Perlahan selena menaikkan sebelah tangannya membelai rambut Nathan dengan lembut. Turun perlahan ke hidung menyapu panjang hidung Nathan yang mancung. Gerakan halus Jari-jari Selena bergeser sedikit menyapu atas dan bawah yang sangat menggoda itu. Jari-jarinya masih berada di pipi Nathan, mengakses setiap lekukan rahang tegas milik Nathan. Lelaki yang sempurna. Selena tersenyum samar. Menarik napasnya dengan berat, lalu menarik tangannya kembali.


Zionathan berusaha menahan segala gejolak yang ada di dalam hatinya. Saat Selena membelai pipinya.
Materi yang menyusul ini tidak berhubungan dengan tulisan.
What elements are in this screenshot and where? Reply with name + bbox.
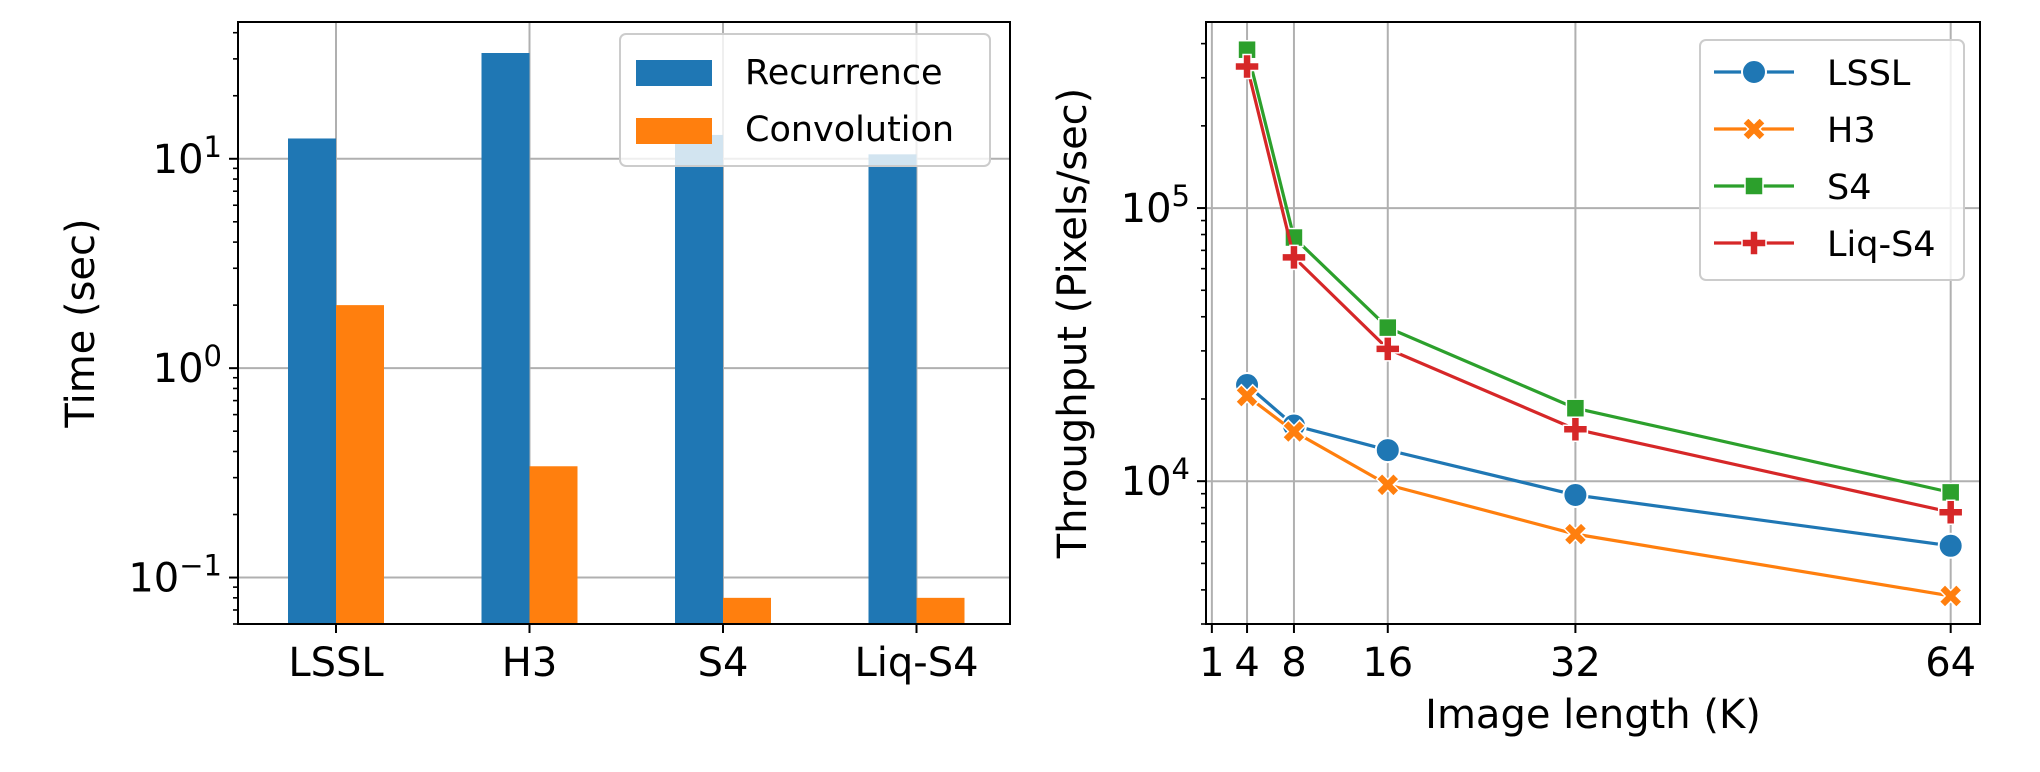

Ia meremas tangannya dengan erat, agar tidak tertangkap basah karena sudah berpura-pura tidur.


Selena mencoba berpijak dari tingkat kesadaran yang nyata. Ternyata lelaki yang tertidur di depannya bukan lah Nathan. Ia tidak boleh seperti ini, mengingat Nathan lagi. Selena menarik napasnya dalam-dalam. Kedua tangannya saling meremas satu sama lain. Ia masih diam mengamati wajah lelaki yang tertidur di depannya. Laki-laki yang sama sekali tidak punya hati itu.


Selena mengembuskan napas singkat dan lalu berkata. "Kau bukan Nathan yang kukenal. Nathan yang suka tersenyum dan selalu memberikan kenyamanan untuk Selena kecil."


Selena menggeleng pelan. Ia terus berkelahi dengan batinnya. Terus mengatakan, cukup, cukup, cukup sampai di sini. Selena sudah bertekad untuk mengakhiri ini semua dan ia berhasil menguasai hatinya.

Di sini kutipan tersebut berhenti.